Monday, February 27, 2017

Crisis Averted

I walk into the kitchen after dropping the girls off at school. Melina stands near the kitchen counter, her eyes brimming with tears as she fights to keep it all together.

"What's the matter?" I ask her. I have to wonder what the heck could have gone wrong in the six minutes I've been gone. Right before I left, she'd been happily reading her book.

"I don't like this part of my shirt." She reaches inside her T-shirt and pulls on the back of the appliqué. "It's scratching me."

"Okay, well, you can leave it like that or you can go change your shirt." I feel like spitting my words. The cat had me up early. I'm too tired to deal with a this issue today.

"But I like this shirt." She blinks away a few tears.

"I know, but I can't do anything about it now. Either wear it or don't. You need to get to school."

I don't roll my eyes, even though I'm tempted, because I don't want Melina to think I don't care about her and her feelings. But sweet bacon crackers! I thought we'd grown out of this stage a long time ago, about the time when the seams of every single pair of socks we owned stopped bothering her.

Melina skips off, runs up the stairs, and grabs a new shirt. She and I both know she's not done.

"I really like this shirt."

In Melinaese, that's "What are you going to do about this and how fast can you do it?"

I stroll over to my trusty computer, look up what I can find on Amazon about fixing this damn T-shirt, and then tell her goodbye as she walks out the door with Tim. Her eyes still glisten with tears, but she'll hold up for most of the day.

But I know my child and her aptitude for tunnel-vision. And when Melina comes back to me at 2:40 p.m., the first thing she will say is, "How can we fix my shirt?"

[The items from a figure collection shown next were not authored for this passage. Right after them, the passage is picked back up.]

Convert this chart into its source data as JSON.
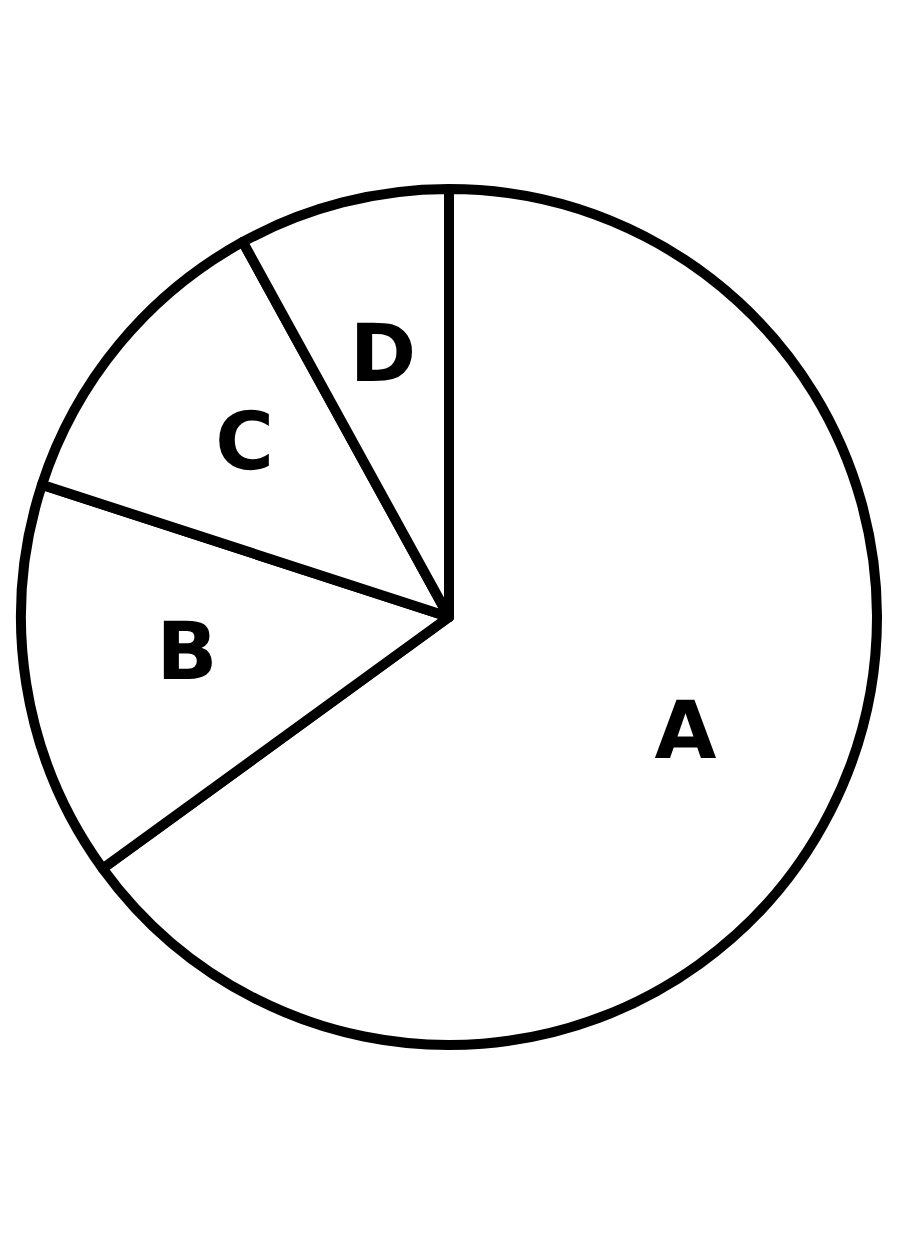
{
  "chart_data": {
    "type": "pie",
    "categories": [
      "A",
      "B",
      "C",
      "D"
    ],
    "values": [
      65,
      15,
      12,
      8
    ],
    "colors": [
      "#ffffff",
      "#ffffff",
      "#ffffff",
      "#ffffff"
    ],
    "legend": false
  }
}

I'm two steps ahead of her now, though. For I have to go to the store to buy a smoke alarm (because we certainly want to avert that sort of crisis), and I know that in and among the craft items there, I will find something that can help. And sure enough, I do.

Once I'm home, I grab the shirt, a pair of scissors, my iron, and the HeatnBond that I bought.

Five minutes later, and voila! We have a fixed shirt, one that hopefully will not scratch the tender skin of my youngest child.

Just another day of averting a crisis around these parts. There's nothing a mother can't do, I tell you. Nothing.